Vernünftiges Miteinanderreden – das ist für Jürgen Habermas eine der Grundvoraussetzungen für eine funktionierende Demokratie. Anlässlich des 90. Geburtstags des Intellektuellen blickt der Oldenburger Habermas-Biograf Stefan Müller-Doohm auf dessen Wirken.
Wenn Jürgen Habermas am 18. Juni 2019 seinen 90. Geburtstag begeht, kann der Starnberger Emeritus auf ein philosophisches und soziologisches Werk zurückschauen, das 60 Buchtitel umfasst, die in fast alle Weltsprachen übersetzt sind und ihm einen länderübergreifenden Widerhall bescheren. Dies umso mehr, als für den Herbst zwei neue Bände zum Themenkomplex Glaube und Wissen angekündigt sind. Dieses Echo, das ein zur gleichen Zeit erscheinender Band mit dem Titel „Habermas Global“ dokumentiert, an dem 40 Autoren aus 20 Ländern beteiligt sind, verdankt sich nicht zuletzt der interdisziplinären Denkweise des Philosophen und Soziologen. Mit ihr verfolgt er das Ziel, zur umfassenden humanwissenschaftlichen Aufgabe einer rationalen Selbst- und Welterklärung beizutragen. Seine scharfsinnigen Zeitdiagnosen gelten den Zukunftsproblemen dieses Globus, der keine Grenzen für ökologische, militärische und wirtschaftliche Risiken kennt.

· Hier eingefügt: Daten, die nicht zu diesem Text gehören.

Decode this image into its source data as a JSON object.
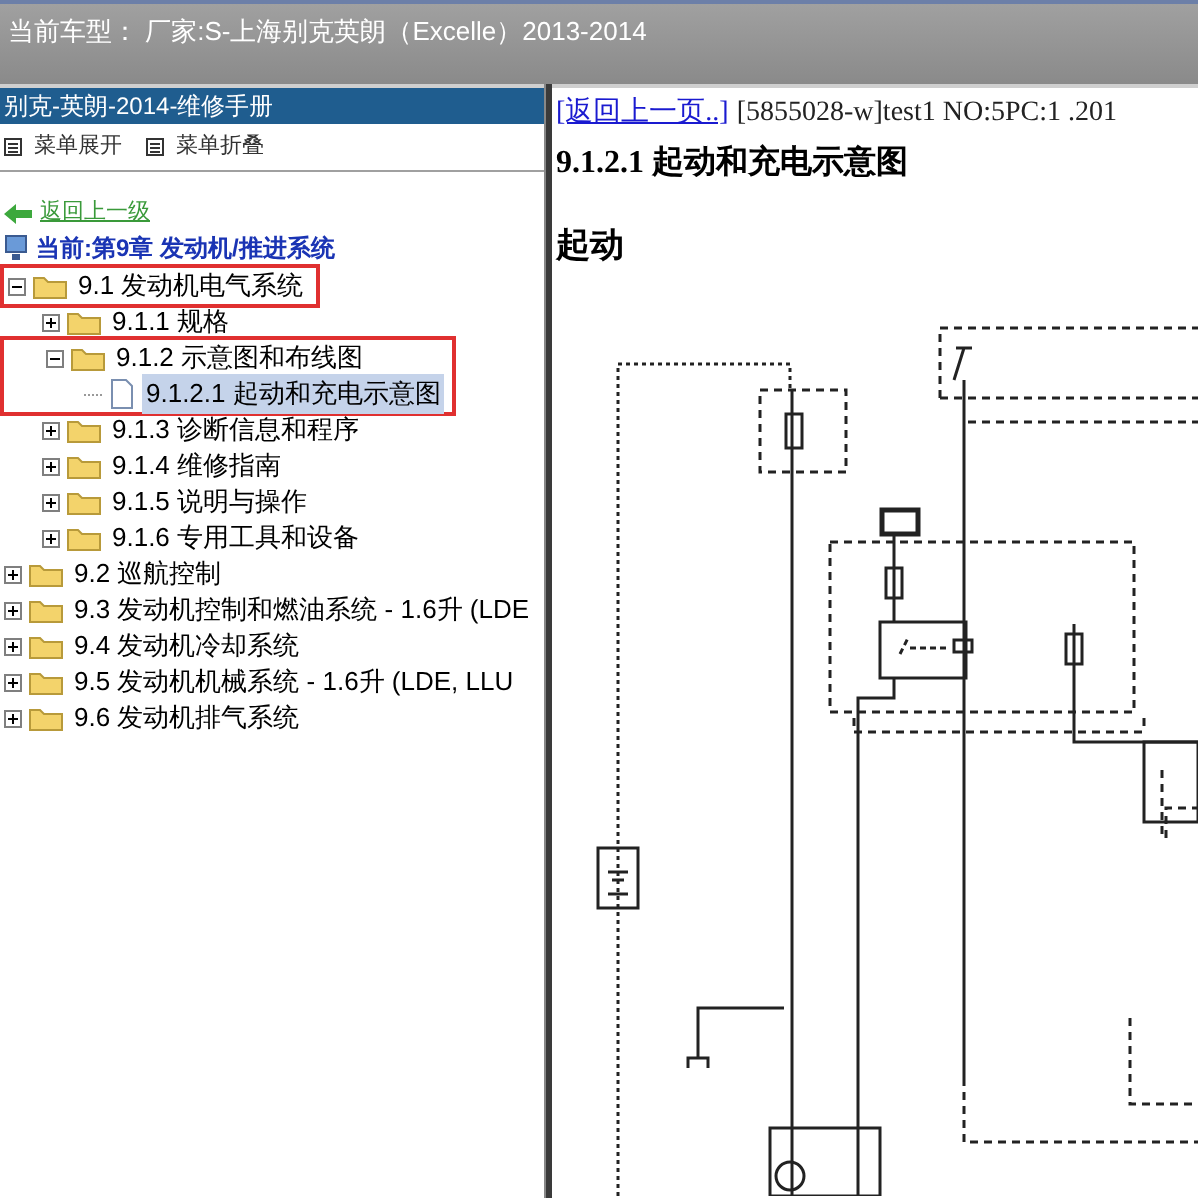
{
  "window": {
    "title": "当前车型： 厂家:S-上海别克英朗（Excelle）2013-2014"
  },
  "sidebar": {
    "title": "别克-英朗-2014-维修手册",
    "toolbar": [
      {
        "label": "菜单展开"
      },
      {
        "label": "菜单折叠"
      }
    ],
    "back_link": "返回上一级",
    "current": "当前:第9章 发动机/推进系统",
    "tree": [
      {
        "label": "9.1 发动机电气系统",
        "kind": "folder",
        "expanded": true,
        "selected": false,
        "row_highlighted": true,
        "children": [
          {
            "label": "9.1.1 规格",
            "kind": "folder",
            "expanded": false,
            "selected": false
          },
          {
            "label": "9.1.2 示意图和布线图",
            "kind": "folder",
            "expanded": true,
            "selected": false,
            "branch_highlighted": true,
            "children": [
              {
                "label": "9.1.2.1 起动和充电示意图",
                "kind": "page",
                "selected": true
              }
            ]
          },
          {
            "label": "9.1.3 诊断信息和程序",
            "kind": "folder",
            "expanded": false,
            "selected": false
          },
          {
            "label": "9.1.4 维修指南",
            "kind": "folder",
            "expanded": false,
            "selected": false
          },
          {
            "label": "9.1.5 说明与操作",
            "kind": "folder",
            "expanded": false,
            "selected": false
          },
          {
            "label": "9.1.6 专用工具和设备",
            "kind": "folder",
            "expanded": false,
            "selected": false
          }
        ]
      },
      {
        "label": "9.2 巡航控制",
        "kind": "folder",
        "expanded": false,
        "selected": false
      },
      {
        "label": "9.3 发动机控制和燃油系统 - 1.6升 (LDE",
        "kind": "folder",
        "expanded": false,
        "selected": false
      },
      {
        "label": "9.4 发动机冷却系统",
        "kind": "folder",
        "expanded": false,
        "selected": false
      },
      {
        "label": "9.5 发动机机械系统 - 1.6升 (LDE, LLU",
        "kind": "folder",
        "expanded": false,
        "selected": false
      },
      {
        "label": "9.6 发动机排气系统",
        "kind": "folder",
        "expanded": false,
        "selected": false
      }
    ]
  },
  "document": {
    "back_link": "[返回上一页..]",
    "doc_info": "[5855028-w]test1 NO:5PC:1 .201",
    "title": "9.1.2.1 起动和充电示意图",
    "section": "起动"
  }
}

Respekt gegenüber demokratischen Spielregeln
Was wir speziell unter politischen Aspekten von Habermas lernen können, ist der Entwurf einer in die Zivilgesellschaft eingebetteten, streitbaren Demokratie, die aus dem Geiste der Kommunikation und vom Argumentieren lebt. Aktuelle Gefahren für den Zustand der Demokratie sieht er in der unilateralen America-First-Politik des amerikanischen Präsidenten und den rückwärtsgewandten Ideologien eines neuen Nationalismus und Rechtspopulismus. Mit seinem kritischen Engagement setzt sich Habermas für den Respekt gegenüber demokratischen Spielregeln ein, für die allgemeine Anerkennung von Rechts- und Sozialstaatlichkeit, einschließlich allgemeingültiger Menschenrechte.
In philosophischer Hinsicht zeigt Habermas, dass es die vielfach totgesagte Vernunft gibt. Sie entfaltet sich im kommunikativen Gebrauch der Sprache und steckt in der argumentativen Rede. Die von ihm entwickelte Diskursethik bietet ein Modell dafür, wie frei von Zwängen eine Einigung bei Fragen erzielt werden kann, die strittig geworden sind.
„Weltbürgergesellschaft ohne Weltregierung“
Nicht nur als Theoretiker, sondern gerade auch durch seine Interventionen als tonangebender Intellektueller im Forum der Öffentlichkeit steht Habermas seit Jahrzehnten dafür ein, den Nutzen eines öffentlichen Gebrauchs der Vernunft unter Beweis zu stellen. Er zögert nicht, in die politischen Debatten einzugreifen, wie jüngst durch sein Plädoyer für eine gemeinsame europäische Asylpolitik, sein Plädoyer für ein lernbereites Verhalten gegenüber den Gehalten religiöser Überlieferungen oder sein Plädoyer für den politischen Ausbau der Europäischen Union zu einer von den Bürgern der Länder getragenen transnationalen Demokratie. Sie ist nicht nur ein Gegengewicht zur Dynamik globalisierter Märkte, sondern auch ein Schritt hin zu dem vorerst utopischen Ziel, das er als die zukünftige „Weltbürgergesellschaft ohne Weltregierung“ beschreibt.